A Formulation of Three Dimensional Wave Activity Flux Describing Wave Propagation on the Mass-Weighted Isentropic Time Mean Equation

Abstract

The Transformed Eulerian-Mean (TEM) equations derived by D. G. Andrews and M. E. McIntyre are powerful tools for diagnosing the meridional circulation and wave-mean interaction in the troposphere and/or middle atmosphere. However, the TEM equations cannot properly treat the lower boundary and unstable waves. The Mass-weighted Isentropic zonal Mean (MIM) equations derived by T. Iwasaki are the equations that overcome those problems and are recently used for analyzing polar cold air outbreak.
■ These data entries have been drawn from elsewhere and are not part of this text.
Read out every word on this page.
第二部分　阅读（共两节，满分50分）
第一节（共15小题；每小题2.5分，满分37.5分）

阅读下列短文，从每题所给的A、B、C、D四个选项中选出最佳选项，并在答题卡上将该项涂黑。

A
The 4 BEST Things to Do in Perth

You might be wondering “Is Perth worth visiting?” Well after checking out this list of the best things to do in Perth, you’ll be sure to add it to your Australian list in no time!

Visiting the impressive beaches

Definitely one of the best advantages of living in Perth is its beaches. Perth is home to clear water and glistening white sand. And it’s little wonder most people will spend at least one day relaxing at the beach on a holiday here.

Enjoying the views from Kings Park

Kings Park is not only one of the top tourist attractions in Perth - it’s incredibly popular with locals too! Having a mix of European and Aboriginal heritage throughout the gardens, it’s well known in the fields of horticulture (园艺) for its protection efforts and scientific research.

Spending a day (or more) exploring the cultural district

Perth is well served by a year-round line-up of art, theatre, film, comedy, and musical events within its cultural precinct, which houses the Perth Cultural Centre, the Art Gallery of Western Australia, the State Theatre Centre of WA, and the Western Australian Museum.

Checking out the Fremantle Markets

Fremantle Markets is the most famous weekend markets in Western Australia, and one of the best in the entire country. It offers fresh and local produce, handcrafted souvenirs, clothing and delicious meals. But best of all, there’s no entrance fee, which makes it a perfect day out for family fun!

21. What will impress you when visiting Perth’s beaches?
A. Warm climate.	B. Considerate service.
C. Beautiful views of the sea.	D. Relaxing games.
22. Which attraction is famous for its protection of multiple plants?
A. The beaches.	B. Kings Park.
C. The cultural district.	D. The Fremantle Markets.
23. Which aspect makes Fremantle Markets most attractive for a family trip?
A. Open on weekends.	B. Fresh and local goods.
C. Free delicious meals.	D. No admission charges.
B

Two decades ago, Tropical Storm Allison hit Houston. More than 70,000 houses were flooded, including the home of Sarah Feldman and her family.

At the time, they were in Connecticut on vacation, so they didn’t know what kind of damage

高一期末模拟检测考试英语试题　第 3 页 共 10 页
On the other hand, the MIM equations have not been extended to three dimensions (3D), especially for wave activity flux, although the TEM equations have been extended by several studies. The present study formulates the 3D wave activity flux describing wave propagation in the mass-weighted isentropic time mean equations. A dispersion relation for inertia-gravity waves and Rossby waves on those equations is also derived and used to relate the 3D wave activity flux to the group velocity. Finally, we use the European Centre for Medium-Range Weather Forecasts (ECMWF) Interim Re-analysis (ERA-Interim) data and report the comparison result of 3D wave activity fluxes between TEM and mass-weighted isentropic time mean equations.